Tolya não era tão higiénica como Tamar, sem falar que o que esta deixara na terra aos pés da treinadora – como um Meowth que caça um pássaro para dar ao dono, deixando-o acima do tapete – era algo de ar bem duvidável.


A desconhecida segurava o riso, pois estava prestes a morrer outra vez no meio de uma gargalhada, enquanto Juliana encarava aquilo: era o resto de uma sanduiche tirada diretamente de um balde do lixo mais próximo. O pão já estava duro e bolorento, o seu interior já tinha um ar repugnante, cheirando muito mal de tão podre que o recheio já estava.


Os olhos da pequena Sandile fixaram Juliana, desejosos em saber o que ela achava quando a rapariga segurou no ‘’alimento’’. Era claro que ela ouvira a canção que o Krokorok ganhara, e imaginou um beijo no final, e isso despontou nela uma pontada imensa de ciúmes.


– Oh… Hummm… Obrigada Tolya. Mas sabes, vou guardar isto para mais tarde, não tenho fome agora que já comi a refeição que o teu irmão me deu, como ele chegou até aqui primeiro – comentou, torcendo o nariz e guardando no bolso.

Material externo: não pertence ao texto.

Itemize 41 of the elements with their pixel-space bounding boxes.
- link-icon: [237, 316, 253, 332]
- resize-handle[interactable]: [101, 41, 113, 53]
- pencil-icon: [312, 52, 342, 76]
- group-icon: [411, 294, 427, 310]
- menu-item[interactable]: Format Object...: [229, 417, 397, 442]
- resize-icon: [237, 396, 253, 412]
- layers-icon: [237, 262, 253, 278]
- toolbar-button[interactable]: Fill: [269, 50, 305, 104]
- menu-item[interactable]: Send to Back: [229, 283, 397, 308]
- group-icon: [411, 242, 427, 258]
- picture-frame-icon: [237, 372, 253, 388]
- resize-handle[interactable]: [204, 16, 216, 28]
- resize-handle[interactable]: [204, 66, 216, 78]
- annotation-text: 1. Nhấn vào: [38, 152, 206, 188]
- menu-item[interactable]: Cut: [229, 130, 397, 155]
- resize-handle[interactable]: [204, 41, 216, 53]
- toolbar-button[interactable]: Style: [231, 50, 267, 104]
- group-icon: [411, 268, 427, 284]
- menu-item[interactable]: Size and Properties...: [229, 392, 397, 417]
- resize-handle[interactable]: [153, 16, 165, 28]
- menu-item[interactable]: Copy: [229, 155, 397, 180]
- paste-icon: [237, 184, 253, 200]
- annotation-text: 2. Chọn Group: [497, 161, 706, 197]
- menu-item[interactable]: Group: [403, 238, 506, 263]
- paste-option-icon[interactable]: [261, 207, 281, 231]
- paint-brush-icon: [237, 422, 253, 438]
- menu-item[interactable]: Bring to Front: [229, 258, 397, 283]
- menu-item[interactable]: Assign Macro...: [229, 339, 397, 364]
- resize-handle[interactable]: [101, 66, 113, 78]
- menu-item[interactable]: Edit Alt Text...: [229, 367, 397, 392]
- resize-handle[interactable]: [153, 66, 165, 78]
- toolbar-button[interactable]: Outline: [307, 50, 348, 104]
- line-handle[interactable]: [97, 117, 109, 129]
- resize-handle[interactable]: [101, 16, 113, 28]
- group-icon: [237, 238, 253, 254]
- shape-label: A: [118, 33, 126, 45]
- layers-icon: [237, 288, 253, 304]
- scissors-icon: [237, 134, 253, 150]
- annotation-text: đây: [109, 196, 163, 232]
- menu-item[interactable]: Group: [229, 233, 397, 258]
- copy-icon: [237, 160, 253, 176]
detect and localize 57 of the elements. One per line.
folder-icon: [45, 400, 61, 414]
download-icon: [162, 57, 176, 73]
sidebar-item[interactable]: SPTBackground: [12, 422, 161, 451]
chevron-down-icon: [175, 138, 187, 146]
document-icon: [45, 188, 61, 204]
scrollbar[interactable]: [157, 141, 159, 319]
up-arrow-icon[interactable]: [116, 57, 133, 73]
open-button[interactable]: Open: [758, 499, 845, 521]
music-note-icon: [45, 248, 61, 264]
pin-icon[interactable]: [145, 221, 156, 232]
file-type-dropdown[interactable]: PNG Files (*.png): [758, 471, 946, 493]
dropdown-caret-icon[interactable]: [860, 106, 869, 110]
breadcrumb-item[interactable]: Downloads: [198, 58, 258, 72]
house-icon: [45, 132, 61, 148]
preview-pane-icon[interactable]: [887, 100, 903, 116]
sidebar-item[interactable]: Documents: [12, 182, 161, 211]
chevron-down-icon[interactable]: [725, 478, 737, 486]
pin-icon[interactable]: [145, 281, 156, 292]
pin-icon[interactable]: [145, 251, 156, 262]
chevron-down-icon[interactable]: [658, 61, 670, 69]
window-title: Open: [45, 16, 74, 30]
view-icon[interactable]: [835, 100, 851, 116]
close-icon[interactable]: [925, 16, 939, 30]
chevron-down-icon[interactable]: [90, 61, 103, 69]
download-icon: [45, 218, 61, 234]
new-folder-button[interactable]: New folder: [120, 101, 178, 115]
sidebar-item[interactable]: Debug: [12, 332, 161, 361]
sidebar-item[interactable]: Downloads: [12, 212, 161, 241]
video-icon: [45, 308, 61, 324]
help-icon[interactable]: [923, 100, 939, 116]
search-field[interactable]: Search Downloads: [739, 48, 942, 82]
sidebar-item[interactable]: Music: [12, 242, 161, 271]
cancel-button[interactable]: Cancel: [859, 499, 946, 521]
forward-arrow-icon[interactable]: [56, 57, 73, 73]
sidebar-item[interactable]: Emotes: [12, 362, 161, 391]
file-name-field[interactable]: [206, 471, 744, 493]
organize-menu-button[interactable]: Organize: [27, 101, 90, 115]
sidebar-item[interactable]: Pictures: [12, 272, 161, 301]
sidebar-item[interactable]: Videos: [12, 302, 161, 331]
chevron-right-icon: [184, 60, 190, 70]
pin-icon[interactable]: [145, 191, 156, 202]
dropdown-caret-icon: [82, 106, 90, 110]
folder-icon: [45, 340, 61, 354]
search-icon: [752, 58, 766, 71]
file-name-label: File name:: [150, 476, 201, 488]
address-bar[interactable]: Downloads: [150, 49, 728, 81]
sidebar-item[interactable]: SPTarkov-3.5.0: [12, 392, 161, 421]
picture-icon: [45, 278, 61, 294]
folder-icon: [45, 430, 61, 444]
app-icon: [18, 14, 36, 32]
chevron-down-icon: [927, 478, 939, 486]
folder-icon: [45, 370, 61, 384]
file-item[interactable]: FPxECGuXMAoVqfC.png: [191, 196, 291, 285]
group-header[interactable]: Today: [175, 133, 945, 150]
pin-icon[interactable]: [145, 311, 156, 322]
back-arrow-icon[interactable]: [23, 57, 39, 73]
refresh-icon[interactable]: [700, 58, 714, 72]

Guardou no bolso pois não queria que ela lhe visse deitar aquilo fora, e o faria mais tarde, longe do olhar penetrante da pequena Sandile. Apesar disso, Tolya ficou com um ar tristonho, o que fez Juliana voltar a agarrar a sua guitarra, para a alegrar, pois odiava ver seus dois amiguinhos tristes.


Dois irmãos de um deserto vieram;

Tão dedicados, tão especiais;

Apesar das diferenças, que os lideram;

São os meus melhores amigos;

Meus amigos mais leais.


E assim, tal como fizera com Tamar, dera um beijo repentino na Sandile. Apesar de, depois da pequena crocodilo dar meia volta toda sorridente, Juliana limpar os lábios: uma coisa era agarrar numa Sandile cheia de farinha, outra era beijar uma Sandile que andara numa lata de lixo nas proximidades.


– Como te chamas, muchacha? – a outra jovem questionou, com curiosidade.


– Juliana – respondeu ela, mordiscando as berries. Já se sentia mais calma, portanto, conseguiu ser um pouco mais agradável do que aquilo que fora originalmente no momento em que se conheceram na encruzilhada. – E, como sabes, eu sou a filha da proprietária da padaria Sonhos de Daschbun.


– Sabes tocar guitarra muito bem! E esse português é do caralho.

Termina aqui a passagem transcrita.